Britain’s composite PMI had touched a record high of 62.9 in May. June saw a 1.2-point retracement to a 2-month low of 61.7 amid record high inflation readings. Service sector optimism was strong but not as much as in the prior three months due to capacity bottlenecks.
The U.S. current account deficit widened $20.7 billion to a 56-quarter high of $195.8 billion in the first quarter of 2020. It’s size was lower than forecast, but such reflected a $13.4 billion downward revision to the prior quarter’s deficit. As a percent of nominal GDP, the current account gap in 1Q 2021 increased to 3.6% from 3.3% in 4Q 2020, 3.1% in 2020 and 2.0% in 2019. Last year’s current account deficit size of $647 billion was up from $480 billion in 2019, $395 billion in Obama’s final year of 2016 and $336 billion in 2013. A larger merchandise trade deficit accounted for about three-quarters of the incremental growth in the current account deficit last quarter, and lessening net investment income was responsible for most of the rest.
Consumer price inflation in South Africa accelerated 0.8 percentage points to a 30-month high of 5.2% in May. The South African Reserve Bank has set a CPI inflation target of 3-6%. Core inflation in May was 3.1%.
CPI inflation in Singapore, which ended 2020 at zero percent, rose to an 89-month high in May of 2.4%.
Mexican retail sales dipped 0.4% in May, but the 30.1% increase from the same month a year earlier was the most ever.
Following monthly increases of 4.8% in February and 3.6% in March, Canadian retail sales dropped 5.7% in April, but the 12-month rate of increase more than doubled to 56.7% from 24.7% in the prior month and 2.5% in January.
Taiwanese industrial production and retail sales were respectively 16.5% and 2.8% greater in May than a year earlier.

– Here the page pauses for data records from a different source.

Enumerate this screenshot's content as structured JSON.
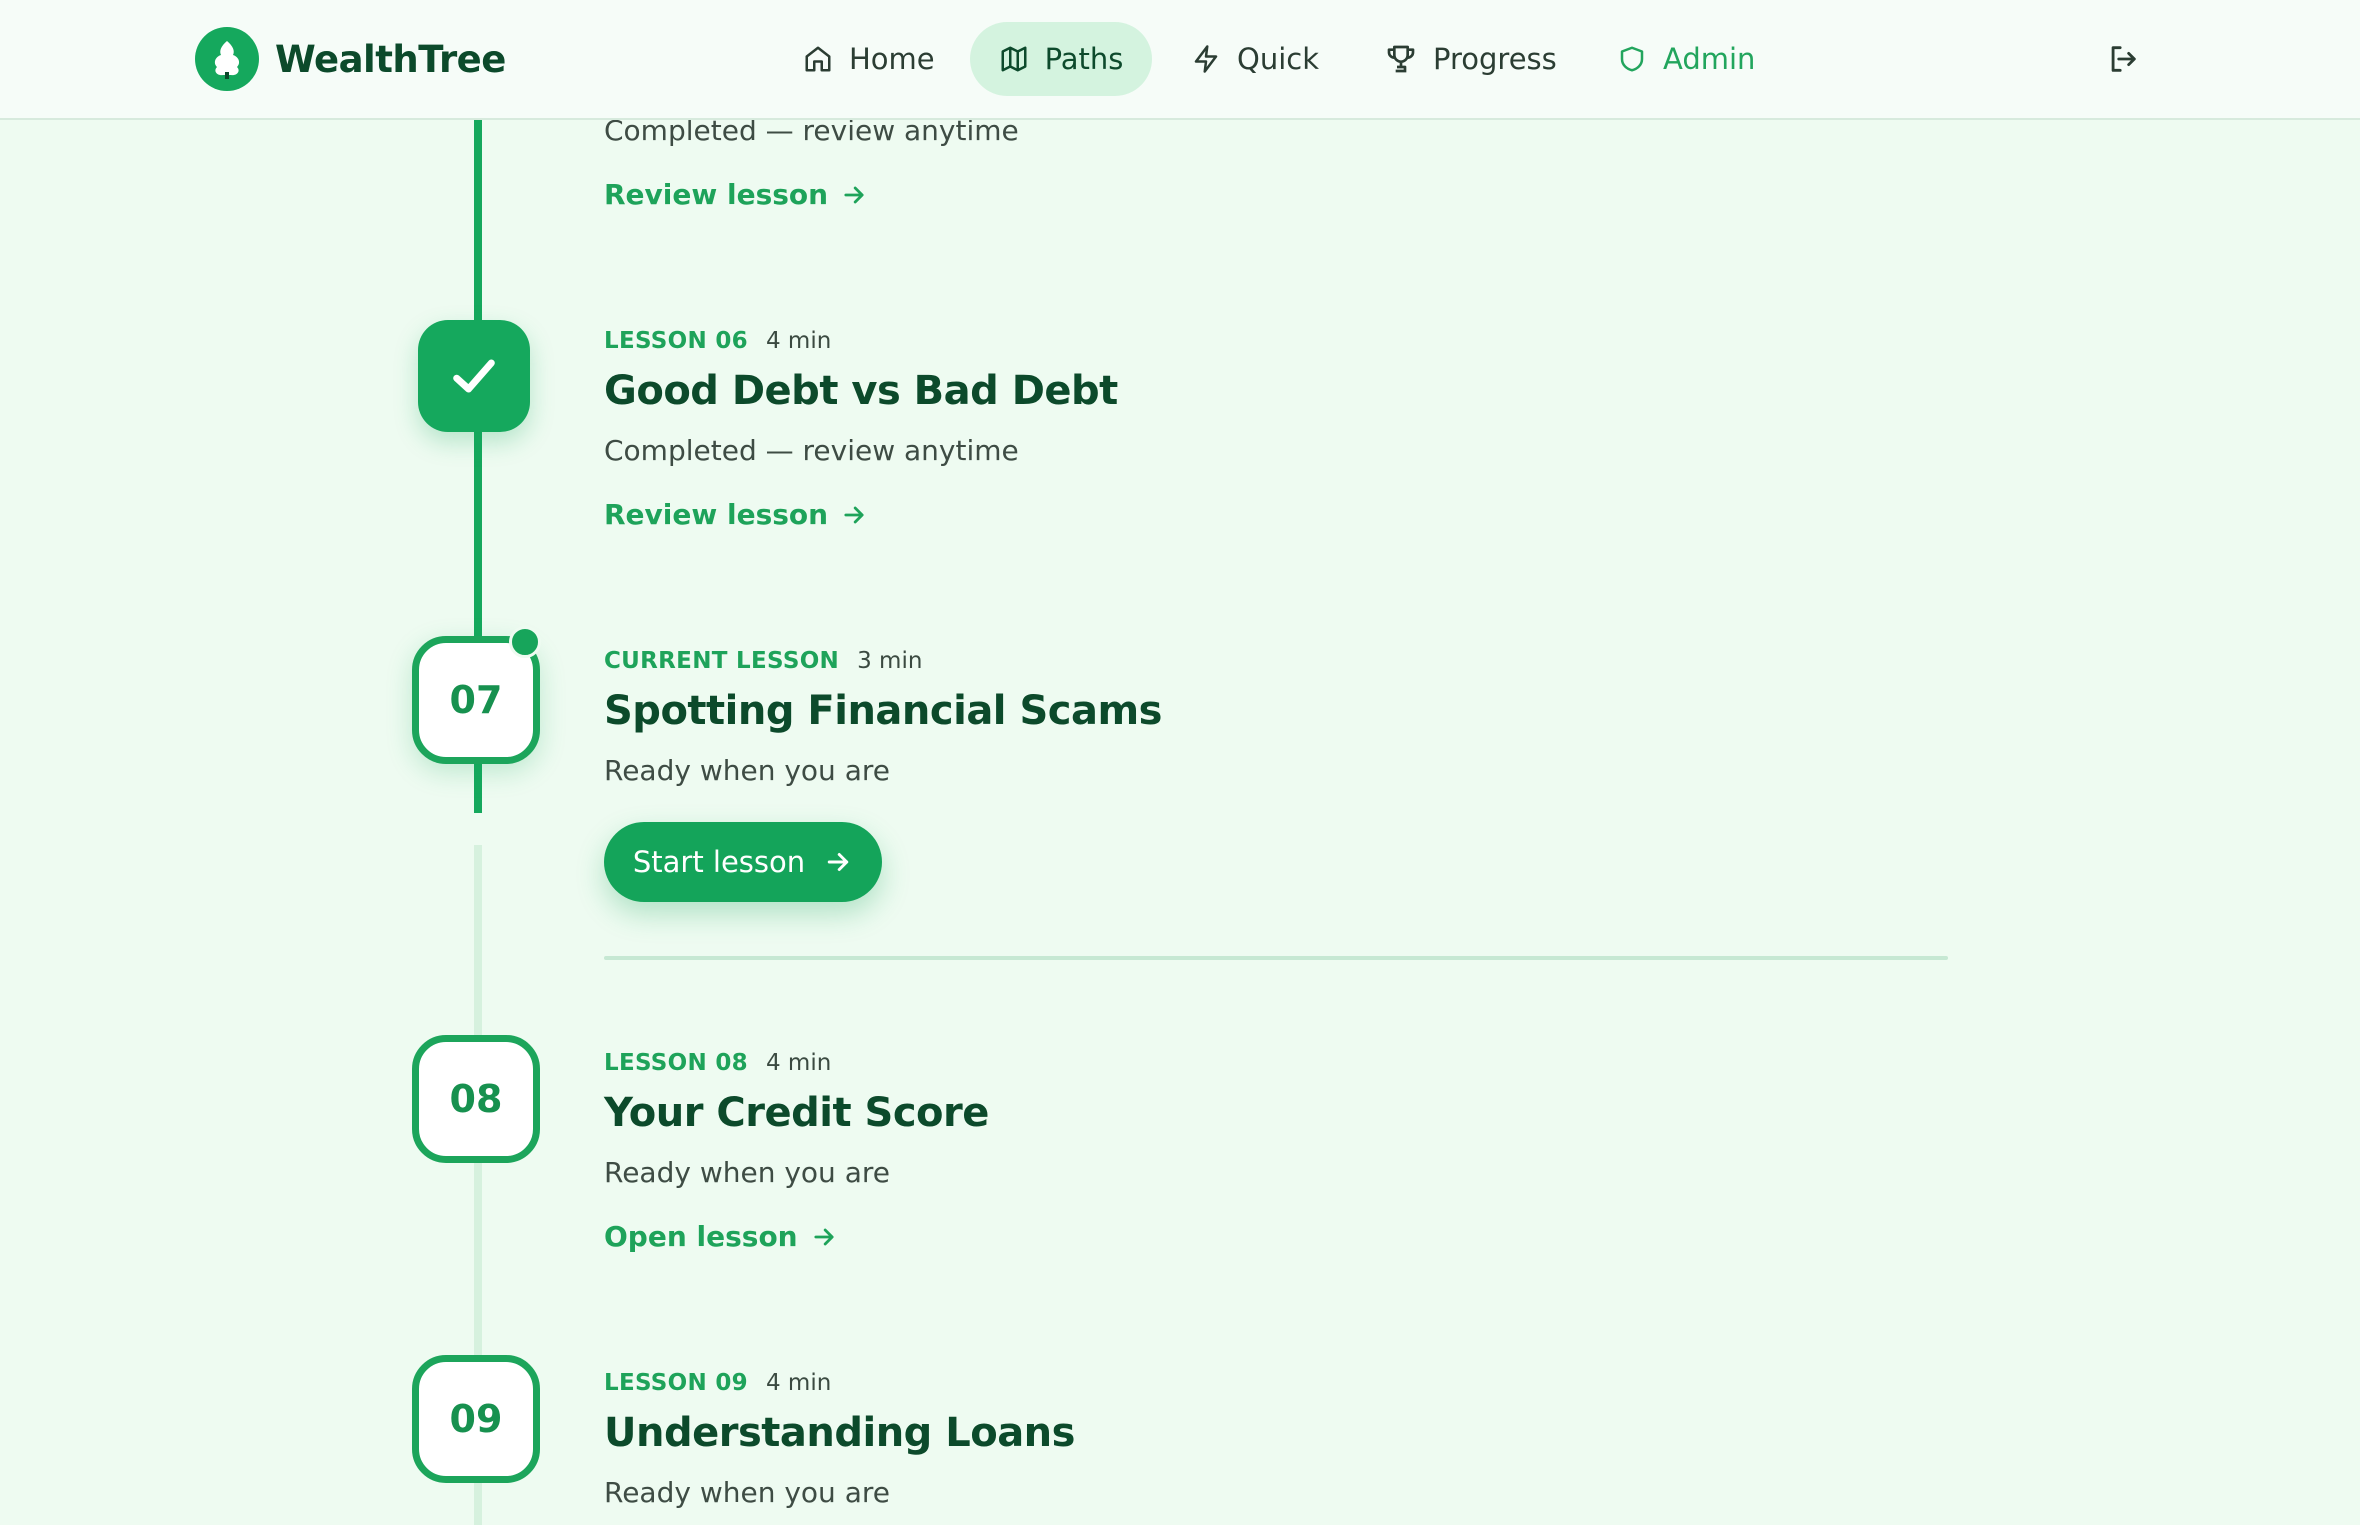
{
  "brand": {
    "name": "WealthTree"
  },
  "nav": {
    "items": [
      {
        "label": "Home",
        "icon": "home-icon"
      },
      {
        "label": "Paths",
        "icon": "map-icon",
        "active": true
      },
      {
        "label": "Quick",
        "icon": "lightning-icon"
      },
      {
        "label": "Progress",
        "icon": "trophy-icon"
      },
      {
        "label": "Admin",
        "icon": "shield-icon"
      }
    ],
    "logout_icon": "logout-icon"
  },
  "lessons": [
    {
      "status": "Completed — review anytime",
      "action": "Review lesson",
      "state": "completed"
    },
    {
      "tag": "LESSON 06",
      "duration": "4 min",
      "title": "Good Debt vs Bad Debt",
      "status": "Completed — review anytime",
      "action": "Review lesson",
      "state": "completed"
    },
    {
      "number": "07",
      "tag": "CURRENT LESSON",
      "duration": "3 min",
      "title": "Spotting Financial Scams",
      "status": "Ready when you are",
      "action": "Start lesson",
      "state": "current"
    },
    {
      "number": "08",
      "tag": "LESSON 08",
      "duration": "4 min",
      "title": "Your Credit Score",
      "status": "Ready when you are",
      "action": "Open lesson",
      "state": "upcoming"
    },
    {
      "number": "09",
      "tag": "LESSON 09",
      "duration": "4 min",
      "title": "Understanding Loans",
      "status": "Ready when you are",
      "state": "upcoming"
    }
  ],
  "colors": {
    "accent": "#15a85d",
    "background": "#eefbf1",
    "title_text": "#0c4a2b"
  }
}
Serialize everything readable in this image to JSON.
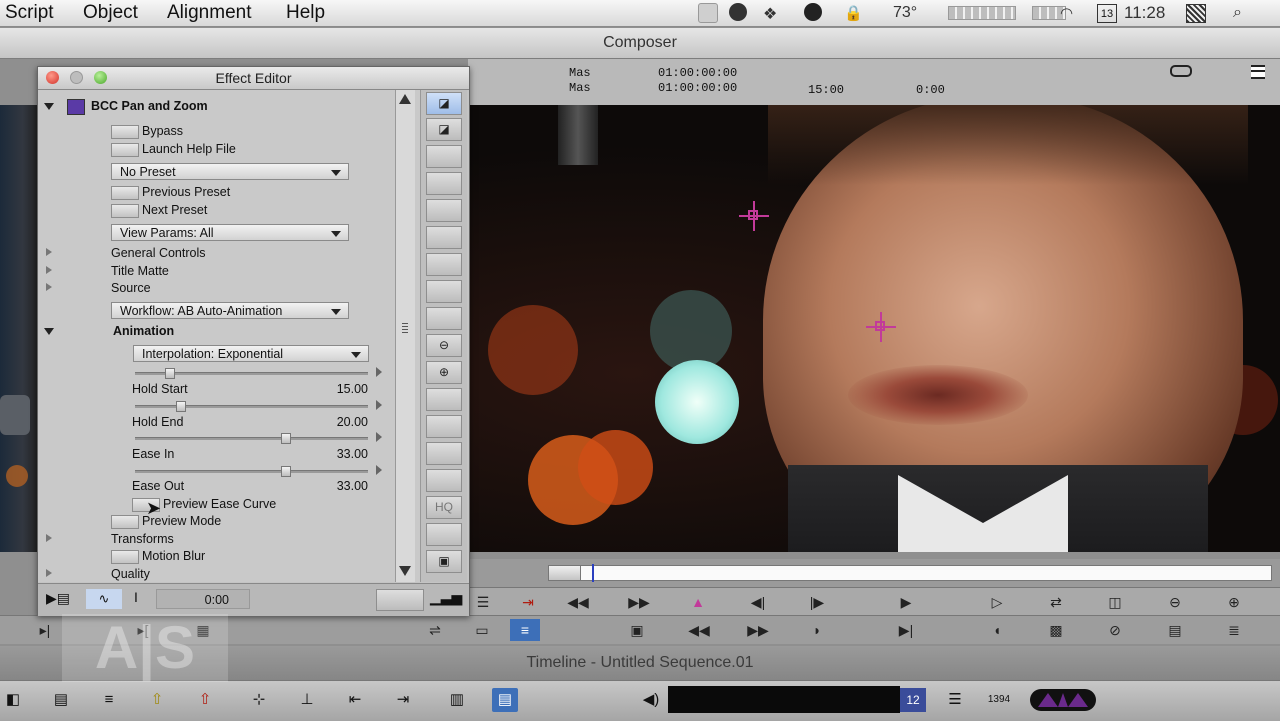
{
  "menubar": {
    "items": [
      "Script",
      "Object",
      "Alignment",
      "Help"
    ],
    "temperature": "73°",
    "clock": "11:28",
    "calendar_day": "13"
  },
  "composer": {
    "title": "Composer",
    "tc_label_1": "Mas",
    "tc_label_2": "Mas",
    "tc_value_1": "01:00:00:00",
    "tc_value_2": "01:00:00:00",
    "duration": "15:00",
    "position": "0:00"
  },
  "effect_editor": {
    "title": "Effect Editor",
    "effect_name": "BCC Pan and Zoom",
    "bypass": "Bypass",
    "launch_help": "Launch Help File",
    "preset_dropdown": "No Preset",
    "previous_preset": "Previous Preset",
    "next_preset": "Next Preset",
    "view_params": "View Params: All",
    "general_controls": "General Controls",
    "title_matte": "Title Matte",
    "source": "Source",
    "workflow": "Workflow: AB Auto-Animation",
    "animation": "Animation",
    "interpolation": "Interpolation: Exponential",
    "hold_start_label": "Hold Start",
    "hold_start_value": "15.00",
    "hold_end_label": "Hold End",
    "hold_end_value": "20.00",
    "ease_in_label": "Ease In",
    "ease_in_value": "33.00",
    "ease_out_label": "Ease Out",
    "ease_out_value": "33.00",
    "preview_ease_curve": "Preview Ease Curve",
    "preview_mode": "Preview Mode",
    "transforms": "Transforms",
    "motion_blur": "Motion Blur",
    "quality": "Quality",
    "bottom_time": "0:00",
    "hq_label": "HQ"
  },
  "timeline": {
    "title": "Timeline - Untitled Sequence.01"
  },
  "colors": {
    "crosshair": "#c23a9a",
    "avid_logo": "#6a2a8c"
  }
}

In central banking news today,
The gist of Fed Chairman Powell’s Tuesday testimony to Congress explained that while inflation has picked up more than had been anticipated, the reasons all reflected transitory forces, and officials are expecting inflation to subside to where they want. A broad and inclusive recovery of the labor market is sought before exiting the current expansionary policy stance.
The National Bank of Georgia, whose policy interest rate was hiked by 50 basis points in March and a full percentage point to 9.5% in April, was left unchanged at that level at this month’s policy review. That’s almost two percentage points above the latest year-on-year rate of CPI inflation in Georgia.
Officials at the Czech National Bank doubled their 2-week repo rate to 0.50%, marking its first hike in 16 months. 2020 had begun with an ill-timed 25-basis point hike in February, just before the pandemic hit. That move was quickly reversed with a pair of cuts totaling 125 basis points in March and an additional 75-basis point reduction in May 2020. Today’s tightening represents a response to rising inflation, which at 2.9% is pressing against the ceiling of the central bank’s 1-3% target range.
Still ahead: U.S. new home sales and the IHS-compiled U.S. purchasing managers survey.